European Union policy continued to accelerate the transition toward lower emissions, reinforcing projections of structurally declining fossil fuel demand across the region. The volatility exposed weaknesses in how planning and capital allocation systems function when strong short-term performance exists alongside long-term strategic risk.
Werner van Rossum, a senior finance and enterprise transformation leader who at the time served as regional FP&A leader for an Energy Products portfolio spanning Europe, Africa, and the Middle East, saw this tension play out directly. He observed that most enterprise planning structures are built to manage downside pressure. They are less prepared for situations in which earnings improve sharply while the broader trajectory of the business becomes less predictable.

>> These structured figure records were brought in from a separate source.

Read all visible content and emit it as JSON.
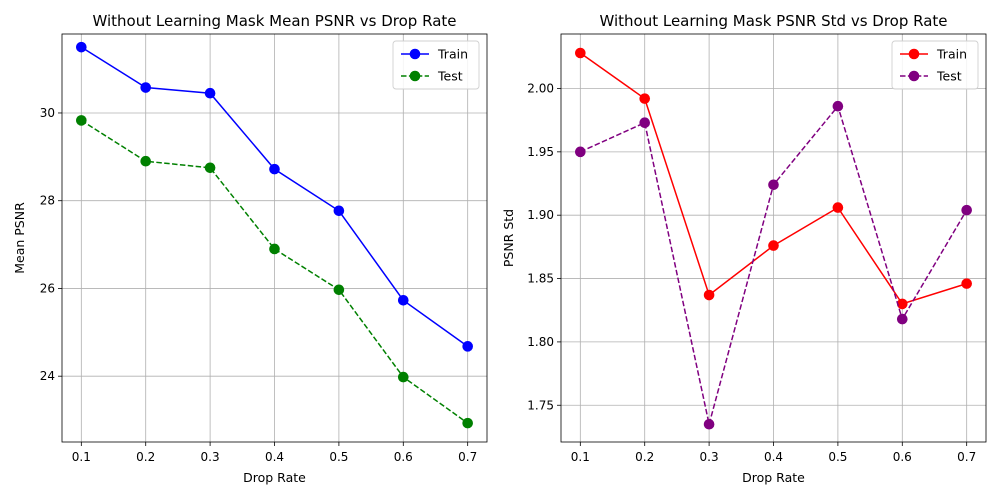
{
  "chart_data": [
    {
      "type": "line",
      "title": "Without Learning Mask Mean PSNR vs Drop Rate",
      "xlabel": "Drop Rate",
      "ylabel": "Mean PSNR",
      "x": [
        0.1,
        0.2,
        0.3,
        0.4,
        0.5,
        0.6,
        0.7
      ],
      "xlim": [
        0.07,
        0.73
      ],
      "ylim": [
        22.5,
        31.8
      ],
      "xticks": [
        "0.1",
        "0.2",
        "0.3",
        "0.4",
        "0.5",
        "0.6",
        "0.7"
      ],
      "yticks": [
        "24",
        "26",
        "28",
        "30"
      ],
      "grid": true,
      "legend": "top-right",
      "series": [
        {
          "name": "Train",
          "color": "#0000ff",
          "dash": "solid",
          "values": [
            31.5,
            30.58,
            30.45,
            28.72,
            27.77,
            25.73,
            24.68
          ]
        },
        {
          "name": "Test",
          "color": "#008000",
          "dash": "dashed",
          "values": [
            29.83,
            28.9,
            28.75,
            26.9,
            25.97,
            23.98,
            22.93
          ]
        }
      ]
    },
    {
      "type": "line",
      "title": "Without Learning Mask PSNR Std vs Drop Rate",
      "xlabel": "Drop Rate",
      "ylabel": "PSNR Std",
      "x": [
        0.1,
        0.2,
        0.3,
        0.4,
        0.5,
        0.6,
        0.7
      ],
      "xlim": [
        0.07,
        0.73
      ],
      "ylim": [
        1.721,
        2.043
      ],
      "xticks": [
        "0.1",
        "0.2",
        "0.3",
        "0.4",
        "0.5",
        "0.6",
        "0.7"
      ],
      "yticks": [
        "1.75",
        "1.80",
        "1.85",
        "1.90",
        "1.95",
        "2.00"
      ],
      "grid": true,
      "legend": "top-right",
      "series": [
        {
          "name": "Train",
          "color": "#ff0000",
          "dash": "solid",
          "values": [
            2.028,
            1.992,
            1.837,
            1.876,
            1.906,
            1.83,
            1.846
          ]
        },
        {
          "name": "Test",
          "color": "#800080",
          "dash": "dashed",
          "values": [
            1.95,
            1.973,
            1.735,
            1.924,
            1.986,
            1.818,
            1.904
          ]
        }
      ]
    }
  ]
}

'Planning models are often calibrated for stability', van Rossum says. 'They are not naturally designed for environments where profitability strengthens but structural risk increases at the same time.'
When van Rossum transferred in August 2021 to lead financial planning and analysis for the regional business of a large multinational energy company across Europe, Africa, and the Middle East, the portfolio was emerging from two of the most difficult years in its recent history.
Pandemic-driven demand destruction had pushed earnings deeply negative. Margins were compressed, and cost structures were under strain across multiple markets.
Working closely with the regional vice president and executive leadership team, van Rossum was responsible for performance transparency and forward-looking planning at a time when structural viability was the central concern.
Within months, the external environment shifted.